Folksonomy dataset for NLP (delicious.com bookmarks) [Sep. 7th, 2009|04:03 am]
Arvind Narayanan
Several of my current projects have to do with Natural Language Processing. Over the weekend, I built a topic categorization engine; one of the datasets that I used was bookmarks from delicious.com. I was mainly interested in the tags and the relationships between them.

Delicious doesn't make this data available for bulk download, but they do have an RSS feed of site-wide bookmarking activity. The average rate is slightly over 1 new (public) bookmark per second. I've been slurping up the feed for the last couple of days, so I have a dataset of around 200k bookmarks. You can grab it here. The format is JSON, one entry per line — trivial to parse.

I plan to leave my bot running until I have at least a million entries, at which point I will do another release. If anyone wants the source, I'd be happy to share, although it shouldn't take more than half an hour to write it yourself.

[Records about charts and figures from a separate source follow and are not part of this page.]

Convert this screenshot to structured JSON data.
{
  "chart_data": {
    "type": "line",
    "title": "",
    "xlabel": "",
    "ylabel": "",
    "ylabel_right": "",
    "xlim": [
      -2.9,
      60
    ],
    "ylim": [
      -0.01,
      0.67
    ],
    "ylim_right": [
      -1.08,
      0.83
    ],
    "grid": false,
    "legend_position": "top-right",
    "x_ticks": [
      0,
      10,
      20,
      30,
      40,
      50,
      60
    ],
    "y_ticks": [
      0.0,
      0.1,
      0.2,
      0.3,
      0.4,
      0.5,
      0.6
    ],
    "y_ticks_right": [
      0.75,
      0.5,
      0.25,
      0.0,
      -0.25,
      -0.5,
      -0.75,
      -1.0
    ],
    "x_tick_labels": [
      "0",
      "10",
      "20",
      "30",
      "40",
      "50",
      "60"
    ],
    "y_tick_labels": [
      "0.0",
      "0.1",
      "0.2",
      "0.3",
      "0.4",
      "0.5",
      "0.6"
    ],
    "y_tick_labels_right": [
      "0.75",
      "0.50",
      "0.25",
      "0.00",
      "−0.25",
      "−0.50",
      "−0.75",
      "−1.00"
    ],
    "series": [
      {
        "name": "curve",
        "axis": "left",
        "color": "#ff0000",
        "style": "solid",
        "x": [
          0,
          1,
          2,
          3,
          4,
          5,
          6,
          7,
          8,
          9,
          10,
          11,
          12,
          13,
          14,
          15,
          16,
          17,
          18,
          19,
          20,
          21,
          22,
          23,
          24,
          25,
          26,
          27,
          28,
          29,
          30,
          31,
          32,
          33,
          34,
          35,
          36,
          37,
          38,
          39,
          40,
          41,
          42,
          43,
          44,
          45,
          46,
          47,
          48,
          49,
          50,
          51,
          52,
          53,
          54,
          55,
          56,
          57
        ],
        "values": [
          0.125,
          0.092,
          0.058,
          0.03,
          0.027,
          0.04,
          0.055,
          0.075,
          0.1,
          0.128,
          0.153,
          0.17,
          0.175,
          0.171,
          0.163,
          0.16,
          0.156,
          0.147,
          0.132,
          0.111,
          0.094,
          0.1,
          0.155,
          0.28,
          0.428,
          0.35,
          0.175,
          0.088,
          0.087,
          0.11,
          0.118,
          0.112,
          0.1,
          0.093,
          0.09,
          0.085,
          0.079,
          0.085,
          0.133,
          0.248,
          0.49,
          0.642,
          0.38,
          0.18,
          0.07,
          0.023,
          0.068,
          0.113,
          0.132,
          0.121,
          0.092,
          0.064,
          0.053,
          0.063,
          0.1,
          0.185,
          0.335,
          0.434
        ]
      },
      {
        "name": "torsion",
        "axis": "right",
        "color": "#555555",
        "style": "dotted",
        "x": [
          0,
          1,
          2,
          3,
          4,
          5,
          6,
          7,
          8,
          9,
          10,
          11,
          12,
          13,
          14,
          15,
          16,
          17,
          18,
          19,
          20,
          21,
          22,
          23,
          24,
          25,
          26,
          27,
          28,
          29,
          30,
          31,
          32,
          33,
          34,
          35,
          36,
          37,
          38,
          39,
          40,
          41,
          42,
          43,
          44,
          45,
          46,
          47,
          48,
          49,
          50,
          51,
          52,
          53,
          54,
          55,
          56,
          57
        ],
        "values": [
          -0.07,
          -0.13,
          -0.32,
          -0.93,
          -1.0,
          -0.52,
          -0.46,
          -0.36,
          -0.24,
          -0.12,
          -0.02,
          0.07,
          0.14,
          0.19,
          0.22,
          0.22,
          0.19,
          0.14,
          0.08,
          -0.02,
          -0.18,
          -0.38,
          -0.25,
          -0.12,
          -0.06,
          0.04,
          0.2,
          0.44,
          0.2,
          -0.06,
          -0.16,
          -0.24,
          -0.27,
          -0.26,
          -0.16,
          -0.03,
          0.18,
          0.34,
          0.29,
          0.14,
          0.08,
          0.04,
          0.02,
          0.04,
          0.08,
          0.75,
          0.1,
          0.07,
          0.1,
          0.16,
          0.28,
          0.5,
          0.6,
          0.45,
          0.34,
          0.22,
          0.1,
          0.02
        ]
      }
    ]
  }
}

To learn more about the nifty data-mining possibilities of social-bookmarking data, see folksonomy. If you find the data useful, drop me a note and let me know. Enjoy.

From: fixious
2009-09-11 05:51 am (UTC)
Cool, thanks. I did a class project using delicious data some years back, and it'll be fun to visit that kind of stuff again.
From: (Anonymous)
2009-09-11 06:40 am (UTC)
did you have to slurp it as well or was there a better way to get it?
[User Picture]From: arvindn
2009-09-11 06:41 am (UTC)
crap, that was me above.
From: fixious
2009-09-11 07:32 am (UTC)
Yup, slurped.